Gold nanoparticles decorated with oligo(ethylene glycol) thiols: kinetics of colloid aggregation driven by depletion forces.

We have studied the kinetics of the phase-separation process of mixtures of colloid and protein in solutions by real-time UV-vis spectroscopy. Complementary small-angle X-ray scattering (SAXS) was employed to determine the structures involved. The colloids used are gold nanoparticles functionalized with protein resistant oligo(ethylene glycol) (OEG) thiol, HS(CH2)11(OCH2CH2)6OMe (EG6OMe). After mixing with protein solution above a critical concentration, c*, SAXS measurements show that a scattering maximum appears after a short induction time at q = 0.0322 A-1, which increases its intensity with time but the peak position does not change with time, protein concentration and salt addition. The peak corresponds to the distance of the nearest neighbor in the aggregates. The upturn of scattering intensities in the low q-range developed with time indicating the formation of aggregates. No Bragg peaks corresponding to the formation of colloidal crystallites could be observed before the clusters dropped out from the solution. The growth kinetics of aggregates is followed in detail by real-time UV-vis spectroscopy, using the flocculation parameter defined as the integral of the absorption in the range of 600-800 nm wavelengths. At low salt addition (<0.5 M), a kinetic crossover from reaction-limited cluster aggregation (RLCA) to diffusion-limited cluster aggregation (DLCA) growth model is observed, and interpreted as being due to the effective repulsive interaction barrier between colloids within the depletion potential. Above 0.5 M NaCl, the surface charge of proteins is screened significantly, and the repulsive potential barrier disappeared, thus the growth kinetics can be described by a DLCA model only.

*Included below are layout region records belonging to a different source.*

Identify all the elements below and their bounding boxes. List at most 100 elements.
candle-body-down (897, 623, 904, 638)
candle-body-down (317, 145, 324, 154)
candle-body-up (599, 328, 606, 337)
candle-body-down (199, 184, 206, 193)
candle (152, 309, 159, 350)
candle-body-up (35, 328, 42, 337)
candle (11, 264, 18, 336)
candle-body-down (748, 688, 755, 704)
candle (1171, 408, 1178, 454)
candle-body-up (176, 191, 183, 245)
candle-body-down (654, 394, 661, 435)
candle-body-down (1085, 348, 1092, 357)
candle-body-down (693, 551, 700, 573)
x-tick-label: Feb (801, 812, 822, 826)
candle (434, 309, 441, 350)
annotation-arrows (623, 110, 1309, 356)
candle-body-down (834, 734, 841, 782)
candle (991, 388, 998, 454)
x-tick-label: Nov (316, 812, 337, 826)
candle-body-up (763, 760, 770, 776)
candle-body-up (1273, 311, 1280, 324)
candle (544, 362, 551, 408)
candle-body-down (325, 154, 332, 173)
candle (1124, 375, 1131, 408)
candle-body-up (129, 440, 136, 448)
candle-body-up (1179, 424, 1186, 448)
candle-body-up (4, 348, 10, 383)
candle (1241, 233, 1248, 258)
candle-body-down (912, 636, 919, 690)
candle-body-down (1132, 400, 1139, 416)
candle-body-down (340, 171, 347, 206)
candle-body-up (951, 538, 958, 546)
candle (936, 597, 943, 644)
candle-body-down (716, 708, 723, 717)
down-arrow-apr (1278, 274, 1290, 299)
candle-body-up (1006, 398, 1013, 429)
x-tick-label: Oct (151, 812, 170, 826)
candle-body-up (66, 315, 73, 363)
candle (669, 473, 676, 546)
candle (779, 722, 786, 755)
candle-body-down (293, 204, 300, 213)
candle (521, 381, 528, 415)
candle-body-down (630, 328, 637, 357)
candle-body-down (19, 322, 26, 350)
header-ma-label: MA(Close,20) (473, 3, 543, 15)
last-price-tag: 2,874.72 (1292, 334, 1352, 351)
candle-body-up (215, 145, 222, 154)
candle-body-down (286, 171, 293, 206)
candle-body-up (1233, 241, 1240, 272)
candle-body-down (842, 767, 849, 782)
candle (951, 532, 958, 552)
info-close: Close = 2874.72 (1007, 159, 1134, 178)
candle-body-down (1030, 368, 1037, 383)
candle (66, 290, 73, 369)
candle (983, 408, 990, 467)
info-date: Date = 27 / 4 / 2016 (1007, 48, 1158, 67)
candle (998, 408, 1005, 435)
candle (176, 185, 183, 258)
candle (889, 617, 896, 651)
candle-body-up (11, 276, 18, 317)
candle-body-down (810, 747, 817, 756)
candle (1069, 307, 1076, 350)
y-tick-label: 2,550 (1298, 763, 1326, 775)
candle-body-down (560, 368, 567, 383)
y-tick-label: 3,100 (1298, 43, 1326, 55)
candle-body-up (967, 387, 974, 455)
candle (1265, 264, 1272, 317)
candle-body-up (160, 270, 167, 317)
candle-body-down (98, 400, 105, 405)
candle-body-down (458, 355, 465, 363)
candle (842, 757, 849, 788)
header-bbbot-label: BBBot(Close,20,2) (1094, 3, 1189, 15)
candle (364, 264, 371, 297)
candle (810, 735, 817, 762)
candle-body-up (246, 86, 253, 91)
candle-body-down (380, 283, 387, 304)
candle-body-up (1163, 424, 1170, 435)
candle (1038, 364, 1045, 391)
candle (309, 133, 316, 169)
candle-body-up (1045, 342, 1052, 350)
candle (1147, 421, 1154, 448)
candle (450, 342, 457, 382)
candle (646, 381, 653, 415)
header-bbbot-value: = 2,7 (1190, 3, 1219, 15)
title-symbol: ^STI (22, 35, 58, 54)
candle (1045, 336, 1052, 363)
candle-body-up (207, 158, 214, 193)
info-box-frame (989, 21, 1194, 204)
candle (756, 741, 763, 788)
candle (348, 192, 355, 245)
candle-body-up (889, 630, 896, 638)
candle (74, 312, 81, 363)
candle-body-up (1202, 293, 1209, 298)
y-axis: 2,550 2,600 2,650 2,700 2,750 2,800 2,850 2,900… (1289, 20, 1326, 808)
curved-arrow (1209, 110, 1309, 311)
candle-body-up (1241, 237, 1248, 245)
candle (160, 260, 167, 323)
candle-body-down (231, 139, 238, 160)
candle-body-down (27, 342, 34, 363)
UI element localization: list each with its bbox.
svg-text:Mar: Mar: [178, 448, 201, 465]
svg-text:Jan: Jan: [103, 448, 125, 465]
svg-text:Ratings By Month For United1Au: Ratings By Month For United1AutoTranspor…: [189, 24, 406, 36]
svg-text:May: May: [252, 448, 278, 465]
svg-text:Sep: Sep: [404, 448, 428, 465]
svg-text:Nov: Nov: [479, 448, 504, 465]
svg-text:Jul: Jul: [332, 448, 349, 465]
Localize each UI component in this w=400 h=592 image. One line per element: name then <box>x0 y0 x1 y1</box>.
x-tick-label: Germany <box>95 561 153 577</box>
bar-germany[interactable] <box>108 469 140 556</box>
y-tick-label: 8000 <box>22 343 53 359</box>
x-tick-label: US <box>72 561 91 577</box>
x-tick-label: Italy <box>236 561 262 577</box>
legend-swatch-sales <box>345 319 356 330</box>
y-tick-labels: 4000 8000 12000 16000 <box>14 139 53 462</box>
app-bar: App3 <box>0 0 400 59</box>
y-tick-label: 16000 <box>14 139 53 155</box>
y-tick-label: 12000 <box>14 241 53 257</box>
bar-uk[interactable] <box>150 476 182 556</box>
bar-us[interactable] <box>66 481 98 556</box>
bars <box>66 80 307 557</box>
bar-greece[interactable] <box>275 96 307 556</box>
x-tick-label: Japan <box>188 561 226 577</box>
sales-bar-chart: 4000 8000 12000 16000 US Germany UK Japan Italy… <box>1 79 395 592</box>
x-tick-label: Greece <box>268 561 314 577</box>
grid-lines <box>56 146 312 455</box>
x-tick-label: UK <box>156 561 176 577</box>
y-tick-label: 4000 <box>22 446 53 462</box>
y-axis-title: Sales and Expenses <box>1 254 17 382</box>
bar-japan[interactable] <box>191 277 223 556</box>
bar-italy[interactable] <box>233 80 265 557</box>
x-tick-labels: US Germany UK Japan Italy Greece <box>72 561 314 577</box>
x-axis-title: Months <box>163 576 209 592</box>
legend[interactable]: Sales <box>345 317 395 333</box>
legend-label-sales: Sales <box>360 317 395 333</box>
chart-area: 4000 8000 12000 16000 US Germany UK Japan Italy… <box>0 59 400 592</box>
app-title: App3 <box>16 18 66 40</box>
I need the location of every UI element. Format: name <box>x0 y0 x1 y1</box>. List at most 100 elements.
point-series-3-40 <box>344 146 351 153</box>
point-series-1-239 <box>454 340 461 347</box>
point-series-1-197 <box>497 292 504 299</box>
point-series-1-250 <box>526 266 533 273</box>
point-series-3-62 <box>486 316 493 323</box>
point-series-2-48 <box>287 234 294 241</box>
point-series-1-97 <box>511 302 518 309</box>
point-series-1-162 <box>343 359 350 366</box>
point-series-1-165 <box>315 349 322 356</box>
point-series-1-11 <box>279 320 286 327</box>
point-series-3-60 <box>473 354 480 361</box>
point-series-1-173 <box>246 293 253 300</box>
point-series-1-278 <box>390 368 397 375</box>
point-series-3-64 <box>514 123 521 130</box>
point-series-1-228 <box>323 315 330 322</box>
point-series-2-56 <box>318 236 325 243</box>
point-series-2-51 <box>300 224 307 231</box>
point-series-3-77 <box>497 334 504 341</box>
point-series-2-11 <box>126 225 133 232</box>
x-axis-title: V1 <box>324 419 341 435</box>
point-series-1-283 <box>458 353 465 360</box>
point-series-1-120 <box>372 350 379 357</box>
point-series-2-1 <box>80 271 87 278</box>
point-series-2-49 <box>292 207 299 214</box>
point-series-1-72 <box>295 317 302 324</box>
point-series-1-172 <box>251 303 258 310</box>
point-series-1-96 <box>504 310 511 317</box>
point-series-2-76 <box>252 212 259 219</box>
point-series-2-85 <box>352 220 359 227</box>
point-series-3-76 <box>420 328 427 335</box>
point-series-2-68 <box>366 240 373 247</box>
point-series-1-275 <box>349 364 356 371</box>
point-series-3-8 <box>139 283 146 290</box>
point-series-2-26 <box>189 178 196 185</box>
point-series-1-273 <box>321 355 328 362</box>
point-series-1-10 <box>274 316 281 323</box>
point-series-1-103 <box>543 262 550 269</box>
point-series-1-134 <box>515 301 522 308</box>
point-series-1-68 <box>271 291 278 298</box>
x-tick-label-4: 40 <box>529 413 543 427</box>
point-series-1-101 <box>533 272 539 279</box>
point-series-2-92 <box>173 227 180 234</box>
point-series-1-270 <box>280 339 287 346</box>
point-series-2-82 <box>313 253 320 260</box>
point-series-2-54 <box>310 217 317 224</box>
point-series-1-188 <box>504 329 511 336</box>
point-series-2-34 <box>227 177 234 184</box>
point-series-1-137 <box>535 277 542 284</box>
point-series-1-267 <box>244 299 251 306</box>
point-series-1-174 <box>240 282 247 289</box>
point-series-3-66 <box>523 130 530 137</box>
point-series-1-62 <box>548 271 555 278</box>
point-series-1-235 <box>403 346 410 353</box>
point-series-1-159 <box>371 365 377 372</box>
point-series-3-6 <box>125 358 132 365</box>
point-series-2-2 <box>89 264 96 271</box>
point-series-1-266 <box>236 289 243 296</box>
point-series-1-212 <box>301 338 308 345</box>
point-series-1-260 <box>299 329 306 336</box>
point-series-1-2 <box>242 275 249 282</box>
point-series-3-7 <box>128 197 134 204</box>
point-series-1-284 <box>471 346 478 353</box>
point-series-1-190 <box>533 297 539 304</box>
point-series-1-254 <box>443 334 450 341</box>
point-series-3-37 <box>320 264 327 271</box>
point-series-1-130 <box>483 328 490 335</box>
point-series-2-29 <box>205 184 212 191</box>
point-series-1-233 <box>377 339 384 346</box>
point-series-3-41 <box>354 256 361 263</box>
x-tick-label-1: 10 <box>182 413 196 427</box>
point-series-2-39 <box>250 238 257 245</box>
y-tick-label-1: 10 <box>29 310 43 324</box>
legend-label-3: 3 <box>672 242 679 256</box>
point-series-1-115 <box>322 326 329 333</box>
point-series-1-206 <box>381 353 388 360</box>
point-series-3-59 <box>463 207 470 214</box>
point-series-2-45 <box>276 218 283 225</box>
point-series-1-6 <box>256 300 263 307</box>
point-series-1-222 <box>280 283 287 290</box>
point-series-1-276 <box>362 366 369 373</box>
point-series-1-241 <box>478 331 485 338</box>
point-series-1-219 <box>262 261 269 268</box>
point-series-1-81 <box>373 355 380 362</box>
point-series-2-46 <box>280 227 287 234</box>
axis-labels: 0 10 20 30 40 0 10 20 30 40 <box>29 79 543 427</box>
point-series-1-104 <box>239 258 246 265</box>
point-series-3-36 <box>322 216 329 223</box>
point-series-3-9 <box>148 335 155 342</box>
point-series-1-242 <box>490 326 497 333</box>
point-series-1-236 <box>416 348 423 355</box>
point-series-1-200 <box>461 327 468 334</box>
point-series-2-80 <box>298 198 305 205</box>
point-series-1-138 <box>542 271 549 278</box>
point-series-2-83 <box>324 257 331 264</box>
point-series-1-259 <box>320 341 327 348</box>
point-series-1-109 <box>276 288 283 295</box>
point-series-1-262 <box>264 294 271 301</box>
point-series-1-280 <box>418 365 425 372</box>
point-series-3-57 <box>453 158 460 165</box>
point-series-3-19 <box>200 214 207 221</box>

Gold nanoparticles decorated with oligo(ethylene glycol) thiols: protein resistance and colloidal stability.

The interactions between proteins and gold colloids functionalized with protein-resistant oligo(ethylene glycol) (OEG) thiol, HS(CH2)11(OCH2CH2)6OMe (EG6OMe), in aqueous solution have been studied by small-angle X-ray scattering (SAXS) and UV-vis spectroscopy. The mean size, 2R, and the size distribution of the decorated gold colloids have been characterized by SAXS. The monolayer-protected gold colloids have no correlations due to the low volume fraction in solution and are stable in a wide range of temperatures (5-70 degrees C), pH (1.3-12.4), and ionic strength (0-1.0 M). In contrast, protein (bovine serum albumin) solutions with concentrations in the range of 60-200 mg/mL (4.6-14.5 vol %) show a pronounced correlation peak in SAXS, which results from the repulsive electrostatic interaction between charged proteins. These protein interactions show significant dependence on ionic strength, as would be expected for an electrostatic interaction (Zhang et al. J. Phys. Chem. B 2007, 111, 251). For a mixture of proteins and gold colloids, the protein-protein interaction changes little upon mixing with OEG-decorated gold colloids. In contrast, the colloid-colloid interaction is found to be strongly dependent on the protein concentration and the size of the colloid itself. Adding protein to a colloidal solution results in an attractive depletion interaction between functionalized gold colloids, and above a critical protein concentration, c*, the colloids form aggregates and flocculate. Adding salt to such mixtures enhances the depletion effect and decreases the critical protein concentration. The aggregation is a reversible process (i.e., diluting the solution leads to dissolution of aggregates). The results also indicate that the charge of the OEG self-assembled monolayer at a curved interface has a rather limited effect on the colloidal stabilization and the repulsive interaction with proteins.